De facto, compreendendo como o trabalho neuronal dos circuitos não é um desafio específico na pesquisa do autismo; é provavelmente o desafio principal na neurociência actual.

Você tem os planos para aplicar suas técnicas da pesquisa a outras circunstâncias?

O método que analítico nós desenvolvemos tem o grande potencial como um biomarker para transtornos mentais diferentes. Nós gostaríamos de aplicar a mesma metodologia à esquizofrenia e à depressão.

Nos primeiros dias da pesquisa do autismo, o autismo foi referido equivocadamente como a esquizofrenia das crianças. De facto, os povos esquizofrénicos igualmente retiram-se em seu próprio mundo e fazem-no mais frequentemente, mais avançada a doença é.

Onde podem os leitores encontrar mais informação?

Nos seguintes três papéis:

  • Pérez Velázquez JL e ganhos de Informação de Galán RF (2013) no estado de descanso do cérebro: Uma nova perspectiva no autismo. Parte Dianteira. Neuroinform. 7:37.
  • Domínguez LG, Velázquez JLP, Galán RF (2013) Um Modelo da Conectividade do Cérebro e do Ruído de Fundo Funcionais como um Biomarker para Fenótipos Cognitivos: Aplicação ao Autismo. PLoS UM 8(4): e61493.
  • Markram K e Markram H (2010) A Teoria Intensa do Mundo - uma teoria unificador da neurobiologia do autismo. Parte Dianteira. Zumbido. Neurosci. 4:224.

Sobre o Dr. Roberto Fernández Galán

IMAGEM GRANDE de Roberto Fernández GalánO Dr. Galán estudou a física fundamental no Universidad Autónoma de Madri. Após ter recebido seu grau de Mestre transportou-se a Berlim onde recebeu o treinamento graduado na biologia teórica e um PhD na neurociência computacional do Humboldt Universität.

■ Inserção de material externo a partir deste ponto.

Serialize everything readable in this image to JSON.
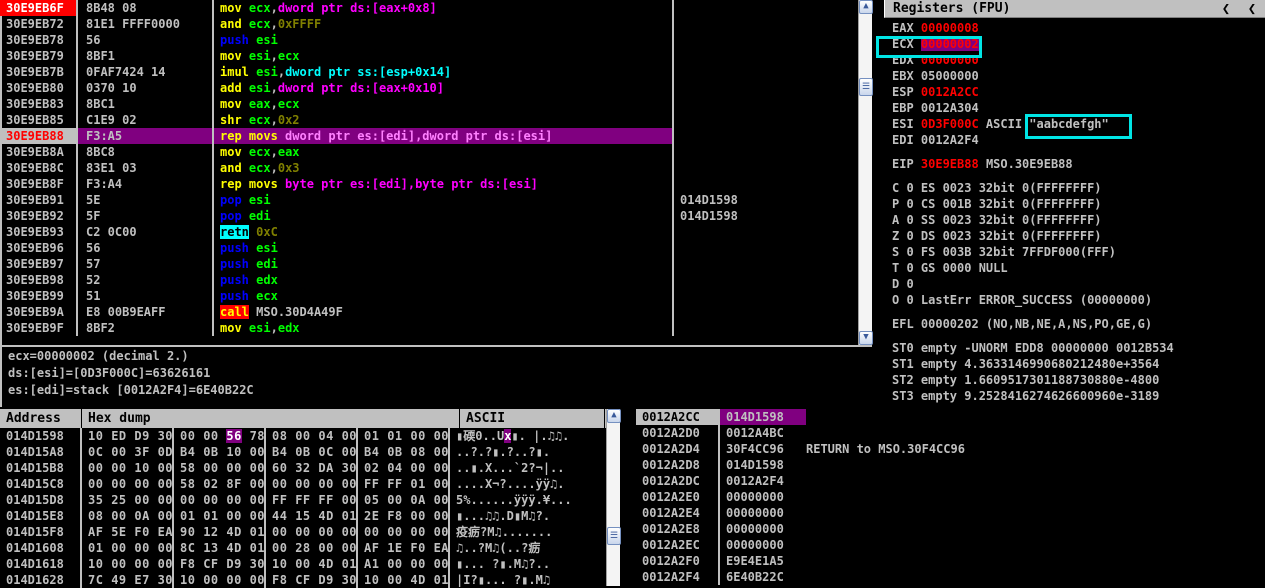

Como um pesquisador pos-doctoral na Universidade do Carnegie Mellon em Pittsburgh combinou a teoria e as experiências para investigar os mecanismos biofísicos para a sincronização neuronal; um fenômeno que gerasse oscilações do EEG associou com os processos cognitivos altos.

Um de seus papéis foi escolhido pelo Americano Científico como uma de cinqüênta tendências emergentes na pesquisa, no negócio e na política em 2005.

Desde 2008 o Dr. Galán é um professor adjunto no departamento das neurociência na Universidade Ocidental da Reserva do Caso onde combina estudos teóricos e computacionais com a pesquisa experimental sobre vários assuntos, incluindo o autismo e a epilepsia.

Até aqui, o Dr. Galán publicou 30 publicações e capítulos par-revistos do livro. É um erudito Da Fundação dos Cuidados Médicos de Monte Sinai e um companheiro anterior Do Alfred P. Sloan Foundation. Em 2011 foi nomeado para uma Concessão da Tutoria de Diekhoff em CWRU.